A, mRNA levels of Sox9, Col2a1, Acan, and toluidine blue staining in stable lines of ATDC5 cells retrovirally transfected with GSK-3α, GSK-3β, a combination of both, or the control GFP and in nontransfected parental cells (−) after 1 week of differentiation induction by ITS treatment. Data are expressed as means ± S.D. for three wells/group. GSK-3α and GSK-3β levels were confirmed by Western blotting, with actin as the loading control.
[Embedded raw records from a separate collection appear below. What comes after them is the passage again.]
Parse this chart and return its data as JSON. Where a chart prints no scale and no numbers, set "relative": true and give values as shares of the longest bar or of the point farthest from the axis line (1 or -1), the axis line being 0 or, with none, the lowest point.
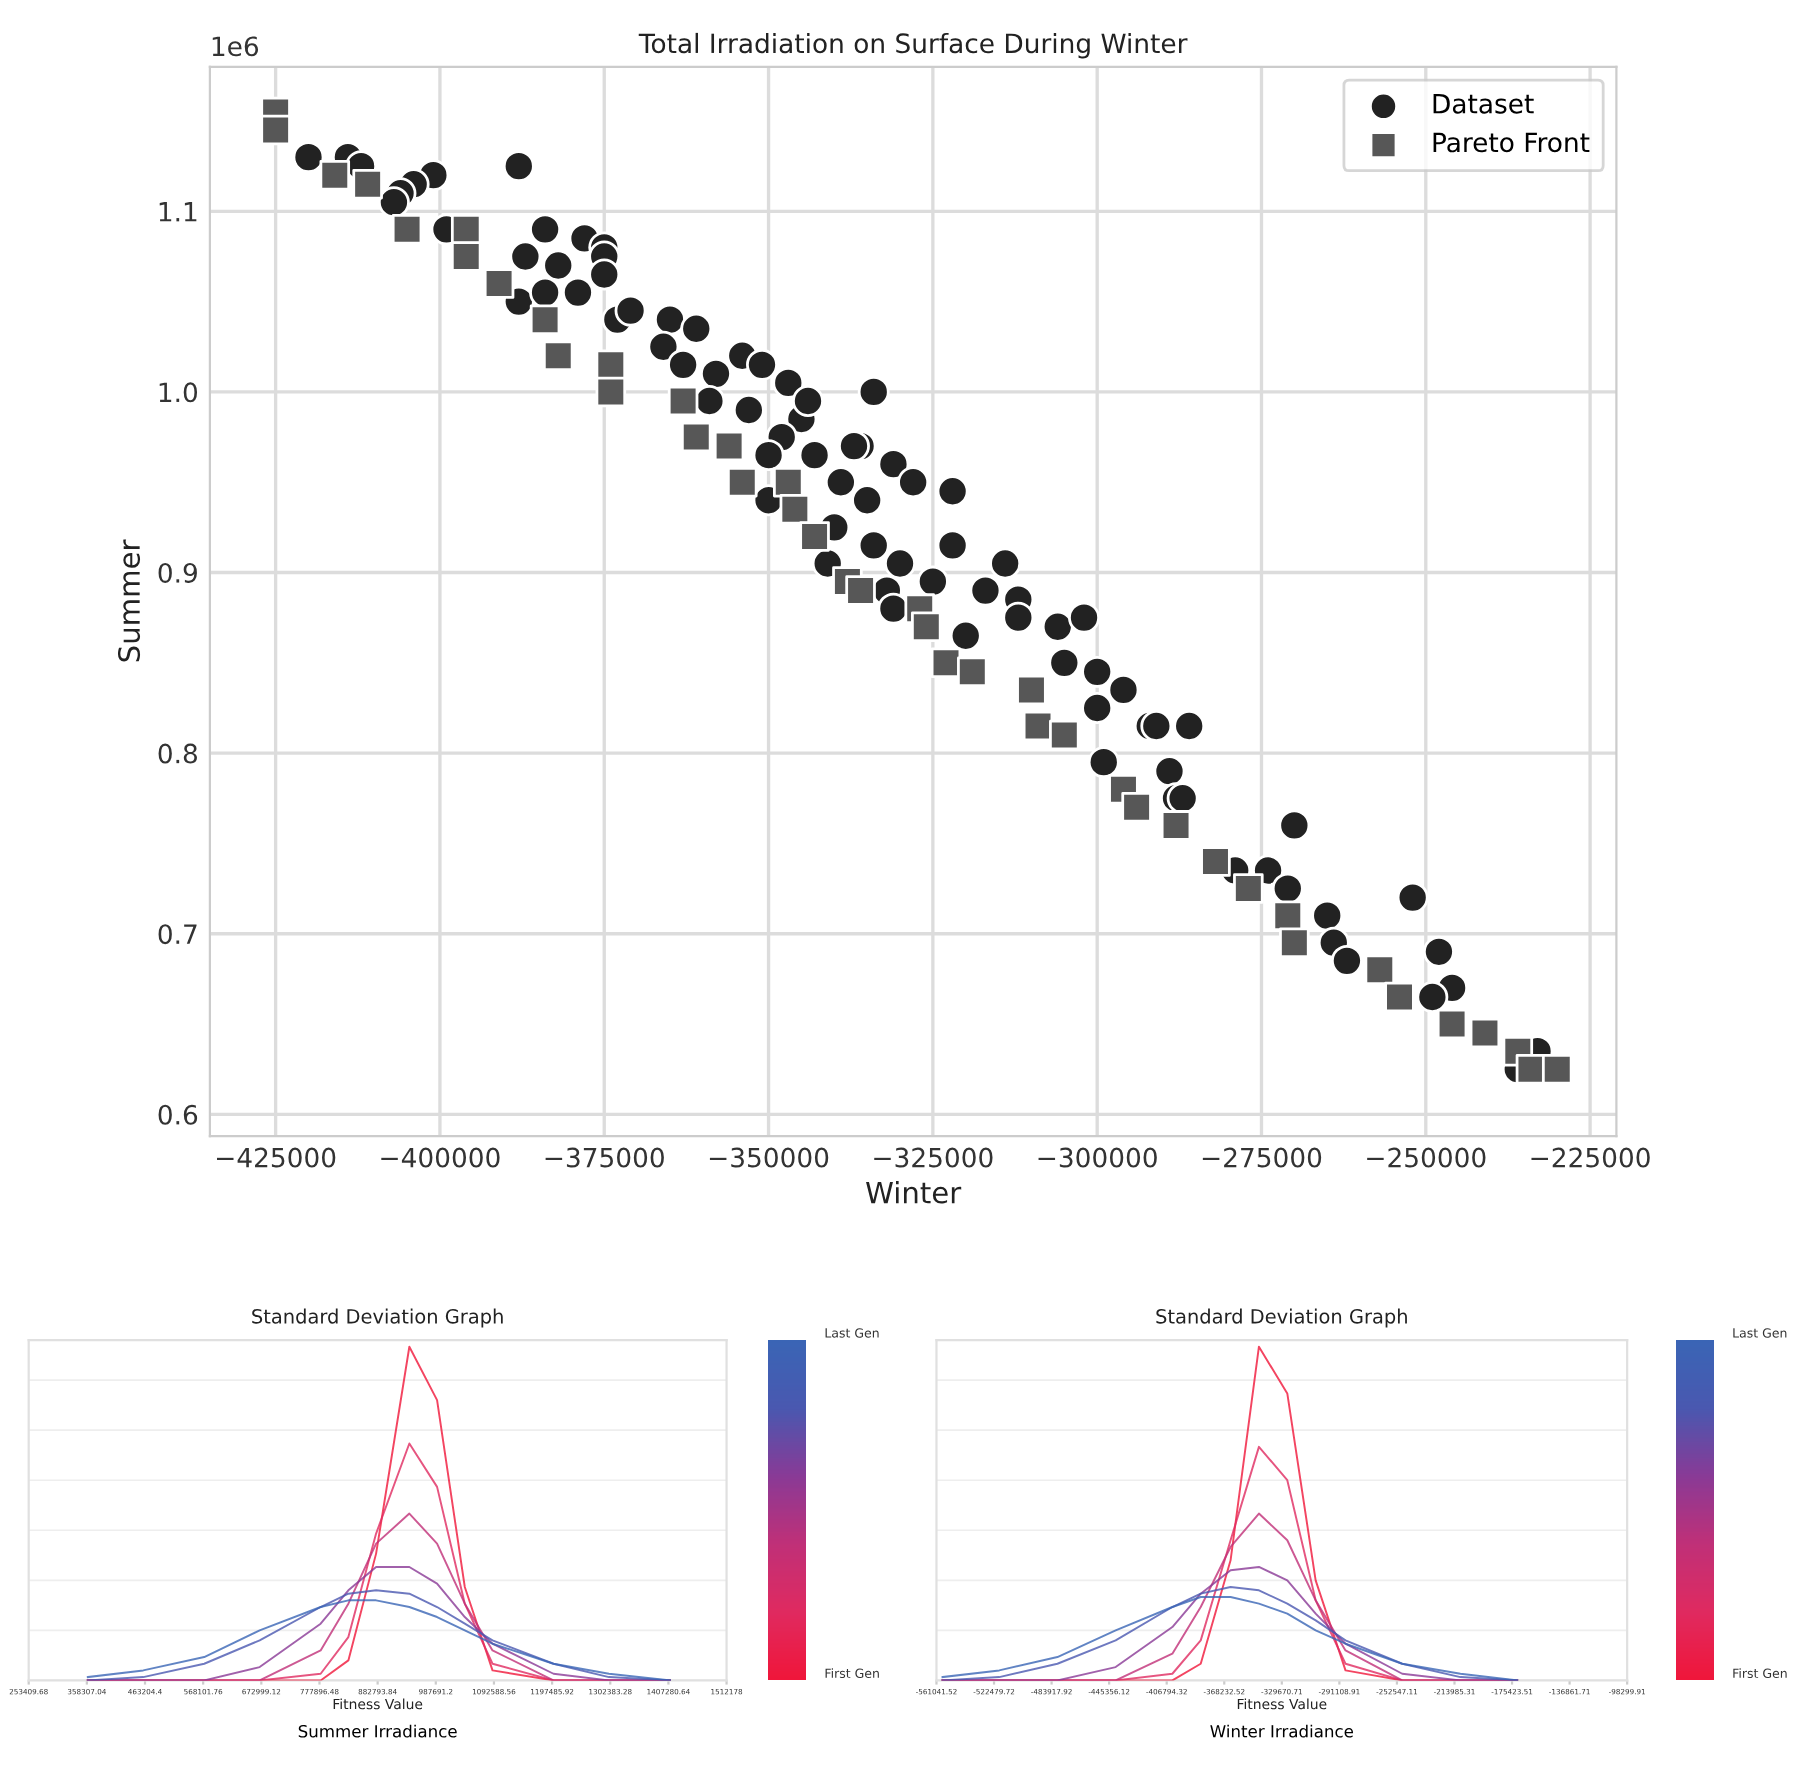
{
  "chart_data": [
    {
      "type": "scatter",
      "title": "Total Irradiation on Surface During Winter",
      "xlabel": "Winter",
      "ylabel": "Summer",
      "annotations": [
        "1e6"
      ],
      "xlim": [
        -435000,
        -221000
      ],
      "ylim": [
        0.588,
        1.18
      ],
      "xticks": [
        {
          "value": -425000,
          "label": "−425000"
        },
        {
          "value": -400000,
          "label": "−400000"
        },
        {
          "value": -375000,
          "label": "−375000"
        },
        {
          "value": -350000,
          "label": "−350000"
        },
        {
          "value": -325000,
          "label": "−325000"
        },
        {
          "value": -300000,
          "label": "−300000"
        },
        {
          "value": -275000,
          "label": "−275000"
        },
        {
          "value": -250000,
          "label": "−250000"
        },
        {
          "value": -225000,
          "label": "−225000"
        }
      ],
      "yticks": [
        0.6,
        0.7,
        0.8,
        0.9,
        {
          "value": 1.0,
          "label": "1.0"
        },
        1.1
      ],
      "grid": true,
      "legend": "top right",
      "series": [
        {
          "name": "Dataset",
          "color": "#222222",
          "marker": "circle",
          "x": [
            -420000,
            -414000,
            -412000,
            -401000,
            -404000,
            -406000,
            -407000,
            -388000,
            -399000,
            -384000,
            -378000,
            -375000,
            -387000,
            -382000,
            -375000,
            -375000,
            -379000,
            -388000,
            -384000,
            -373000,
            -365000,
            -361000,
            -366000,
            -363000,
            -354000,
            -351000,
            -347000,
            -334000,
            -358000,
            -359000,
            -353000,
            -345000,
            -348000,
            -350000,
            -350000,
            -343000,
            -339000,
            -336000,
            -331000,
            -335000,
            -340000,
            -334000,
            -330000,
            -341000,
            -332000,
            -331000,
            -344000,
            -337000,
            -328000,
            -322000,
            -322000,
            -325000,
            -314000,
            -317000,
            -312000,
            -320000,
            -312000,
            -306000,
            -302000,
            -305000,
            -300000,
            -296000,
            -300000,
            -292000,
            -286000,
            -299000,
            -289000,
            -288000,
            -270000,
            -274000,
            -279000,
            -271000,
            -265000,
            -264000,
            -262000,
            -252000,
            -248000,
            -246000,
            -249000,
            -233000,
            -236000,
            -287000,
            -291000,
            -371000
          ],
          "values": [
            1.13,
            1.13,
            1.125,
            1.12,
            1.115,
            1.11,
            1.105,
            1.125,
            1.09,
            1.09,
            1.085,
            1.08,
            1.075,
            1.07,
            1.075,
            1.065,
            1.055,
            1.05,
            1.055,
            1.04,
            1.04,
            1.035,
            1.025,
            1.015,
            1.02,
            1.015,
            1.005,
            1.0,
            1.01,
            0.995,
            0.99,
            0.985,
            0.975,
            0.965,
            0.94,
            0.965,
            0.95,
            0.97,
            0.96,
            0.94,
            0.925,
            0.915,
            0.905,
            0.905,
            0.89,
            0.88,
            0.995,
            0.97,
            0.95,
            0.945,
            0.915,
            0.895,
            0.905,
            0.89,
            0.885,
            0.865,
            0.875,
            0.87,
            0.875,
            0.85,
            0.845,
            0.835,
            0.825,
            0.815,
            0.815,
            0.795,
            0.79,
            0.775,
            0.76,
            0.735,
            0.735,
            0.725,
            0.71,
            0.695,
            0.685,
            0.72,
            0.69,
            0.67,
            0.665,
            0.635,
            0.625,
            0.775,
            0.815,
            1.045
          ]
        },
        {
          "name": "Pareto Front",
          "color": "#575757",
          "marker": "square",
          "x": [
            -425000,
            -425000,
            -416000,
            -411000,
            -405000,
            -396000,
            -396000,
            -391000,
            -384000,
            -382000,
            -374000,
            -374000,
            -363000,
            -361000,
            -356000,
            -354000,
            -347000,
            -346000,
            -343000,
            -338000,
            -336000,
            -327000,
            -326000,
            -323000,
            -319000,
            -310000,
            -309000,
            -305000,
            -296000,
            -294000,
            -288000,
            -282000,
            -277000,
            -271000,
            -270000,
            -257000,
            -254000,
            -246000,
            -241000,
            -236000,
            -234000,
            -230000
          ],
          "values": [
            1.155,
            1.145,
            1.12,
            1.115,
            1.09,
            1.09,
            1.075,
            1.06,
            1.04,
            1.02,
            1.015,
            1.0,
            0.995,
            0.975,
            0.97,
            0.95,
            0.95,
            0.935,
            0.92,
            0.895,
            0.89,
            0.88,
            0.87,
            0.85,
            0.845,
            0.835,
            0.815,
            0.81,
            0.78,
            0.77,
            0.76,
            0.74,
            0.725,
            0.71,
            0.695,
            0.68,
            0.665,
            0.65,
            0.645,
            0.635,
            0.625,
            0.625
          ]
        }
      ]
    },
    {
      "type": "line",
      "title": "Standard Deviation Graph",
      "xlabel": "Fitness Value",
      "annotations": [
        "Summer Irradiance",
        "Last Gen",
        "First Gen"
      ],
      "relative": true,
      "grid": "y",
      "xlim": [
        253409.68,
        1512178
      ],
      "xticks": [
        253409.68,
        358307.04,
        463204.4,
        568101.76,
        672999.12,
        777896.48,
        882793.84,
        987691.2,
        1092588.56,
        1197485.92,
        1302383.28,
        1407280.64,
        1512178
      ],
      "x": [
        360000,
        460000,
        570000,
        670000,
        780000,
        830000,
        880000,
        940000,
        990000,
        1040000,
        1090000,
        1200000,
        1300000,
        1410000
      ],
      "series": [
        {
          "color": "#f0163a",
          "values": [
            0,
            0,
            0,
            0,
            0,
            0.06,
            0.38,
            1,
            0.84,
            0.28,
            0.03,
            0,
            0,
            0
          ]
        },
        {
          "color": "#e02a60",
          "values": [
            0,
            0,
            0,
            0,
            0.02,
            0.13,
            0.44,
            0.71,
            0.58,
            0.23,
            0.05,
            0,
            0,
            0
          ]
        },
        {
          "color": "#c03078",
          "values": [
            0,
            0,
            0,
            0,
            0.09,
            0.23,
            0.41,
            0.5,
            0.41,
            0.23,
            0.09,
            0,
            0,
            0
          ]
        },
        {
          "color": "#8a3a96",
          "values": [
            0,
            0,
            0,
            0.04,
            0.17,
            0.27,
            0.34,
            0.34,
            0.29,
            0.19,
            0.11,
            0.02,
            0,
            0
          ]
        },
        {
          "color": "#4a58b0",
          "values": [
            0,
            0.01,
            0.05,
            0.12,
            0.22,
            0.26,
            0.27,
            0.26,
            0.22,
            0.17,
            0.12,
            0.05,
            0.01,
            0
          ]
        },
        {
          "color": "#3a65b5",
          "values": [
            0.01,
            0.03,
            0.07,
            0.15,
            0.22,
            0.24,
            0.24,
            0.22,
            0.19,
            0.15,
            0.11,
            0.05,
            0.02,
            0
          ]
        }
      ]
    },
    {
      "type": "line",
      "title": "Standard Deviation Graph",
      "xlabel": "Fitness Value",
      "annotations": [
        "Winter Irradiance",
        "Last Gen",
        "First Gen"
      ],
      "relative": true,
      "grid": "y",
      "xlim": [
        -561041.52,
        -98299.91
      ],
      "xticks": [
        -561041.52,
        -522479.72,
        -483917.92,
        -445356.12,
        -406794.32,
        -368232.52,
        -329670.71,
        -291108.91,
        -252547.11,
        -213985.31,
        -175423.51,
        -136861.71,
        -98299.91
      ],
      "x": [
        -557000,
        -519000,
        -480000,
        -441000,
        -403000,
        -384000,
        -364000,
        -345000,
        -326000,
        -307000,
        -287000,
        -249000,
        -210000,
        -172000
      ],
      "series": [
        {
          "color": "#f0163a",
          "values": [
            0,
            0,
            0,
            0,
            0,
            0.05,
            0.36,
            1,
            0.86,
            0.3,
            0.03,
            0,
            0,
            0
          ]
        },
        {
          "color": "#e02a60",
          "values": [
            0,
            0,
            0,
            0,
            0.02,
            0.12,
            0.42,
            0.7,
            0.6,
            0.24,
            0.05,
            0,
            0,
            0
          ]
        },
        {
          "color": "#c03078",
          "values": [
            0,
            0,
            0,
            0,
            0.08,
            0.22,
            0.4,
            0.5,
            0.42,
            0.24,
            0.09,
            0,
            0,
            0
          ]
        },
        {
          "color": "#8a3a96",
          "values": [
            0,
            0,
            0,
            0.04,
            0.16,
            0.26,
            0.33,
            0.34,
            0.3,
            0.2,
            0.11,
            0.02,
            0,
            0
          ]
        },
        {
          "color": "#4a58b0",
          "values": [
            0,
            0.01,
            0.05,
            0.12,
            0.22,
            0.26,
            0.28,
            0.27,
            0.23,
            0.18,
            0.12,
            0.05,
            0.01,
            0
          ]
        },
        {
          "color": "#3a65b5",
          "values": [
            0.01,
            0.03,
            0.07,
            0.15,
            0.22,
            0.25,
            0.25,
            0.23,
            0.2,
            0.15,
            0.11,
            0.05,
            0.02,
            0
          ]
        }
      ]
    }
  ]
}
Data are expressed as means ± S.D. for three wells/group. B, analyses of the same read-outs in stable lines of ATDC5 cells retrovirally transfected with siRNA specific for GSK-3α, GSK-3β, a combination of both, or the control siGFP and in nontransfected parental cells (−) after 1 week of the ITS treatment. Data are expressed as means ± S.D. for three wells/group. GSK-3 levels were determined by Western blotting. C, mRNA levels of Gsk3a and Gsk3b in the pellet cultures of primary chondrocytes derived from wild-type (WT), Gsk3a^−/−, Gsk3b^+/−, and Gsk3a^−/−;Gsk3b^+/− littermates. Data are expressed as means ± S.D. for three wells/group. D, cell proliferation curves by the CCK-8 assay during 7-day cultures of primary chondrocytes derived from WT and Gsk3a^−/−;Gsk3b^+/− littermates. There was no significant difference between groups (p > 0.05). Data are expressed as means ± S.D. for three wells/group. E, mRNA levels of Sox9, Col2a1 and Acan in the pellet cultures of primary chondrocytes derived from WT, Gsk3a^−/−, Gsk3b^+/−, and Gsk3a^−/−;Gsk3b^+/− littermates. For the rescue experiment, adenoviral (Ax) transfection with GSK-3α, GSK-3β, their combination, or control GFP was performed before pellet formation. All data are expressed as means ± S.D. for three wells/group. *, p < 0.05 versus GFP, siGFP, or WT. #, p < 0.05 as indicated.